The two leaders are attending a two-day heads of state meeting of the Asia Pacific Economic Cooperation group in Lima, Peru, that began on Friday. Saturday’s meeting will be the third time the two will meet in person since Biden took office.
Relations between China and the US, the world’s most important superpowers, had nosedived during Trump’s first term as president, when he started a trade war with Beijing, using punishing tariff rates.
Yet ties became even rockier in the past four years of the Biden administration, with sore points ranging from trade wars to TikTok. In 2023, Mexico overtook China as the US’s biggest trade partner for the first time in 20 years as economic ties deteriorated.
Still, Biden has sought to maintain a steady relationship with Beijing. US National Security Adviser Jake Sullivan told reporters ahead of the Lima meeting that Xi and Biden would discuss the transition to a Trump White House and the need for level-headedness on both sides in that period.
In his election campaign this year, Trump threatened to slap 60 percent blanket tariffs on all Chinese imports to the US.

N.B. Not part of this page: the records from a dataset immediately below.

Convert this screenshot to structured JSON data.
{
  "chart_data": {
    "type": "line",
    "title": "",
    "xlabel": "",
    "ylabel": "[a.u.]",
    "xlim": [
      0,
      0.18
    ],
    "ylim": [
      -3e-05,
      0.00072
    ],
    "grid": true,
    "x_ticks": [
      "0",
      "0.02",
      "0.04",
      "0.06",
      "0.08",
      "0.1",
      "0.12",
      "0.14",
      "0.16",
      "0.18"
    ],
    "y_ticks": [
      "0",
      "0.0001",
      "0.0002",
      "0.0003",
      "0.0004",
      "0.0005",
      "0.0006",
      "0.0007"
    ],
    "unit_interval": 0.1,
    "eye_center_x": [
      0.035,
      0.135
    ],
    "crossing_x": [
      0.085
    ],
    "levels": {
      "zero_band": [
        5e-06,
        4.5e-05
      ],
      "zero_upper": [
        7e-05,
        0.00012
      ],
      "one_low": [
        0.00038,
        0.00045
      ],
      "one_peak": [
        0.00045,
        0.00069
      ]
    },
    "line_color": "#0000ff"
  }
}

Here’s a picture of how the US-China relations soured under Biden – and what to expect under Trump 2.0:
Trump, in his first run as government, kickstarted a trade war with China after his administration blamed Beijing for ‘unfair’ trade practices that it said contributed to a large trade deficit in China’s favour. Those practices, the US maintains, include forced labour, intellectual property theft and unfairly low pricing that hurts US producers. China has long denied these allegations.
From January 2018, the Trump administration imposed higher tariffs on Chinese imports at rates of between 10 to 25 percent under Section 301 of the Trade Act. Beijing accused Washington of ‘nationalist protectionism’ and retaliated with higher tariffs on US imports.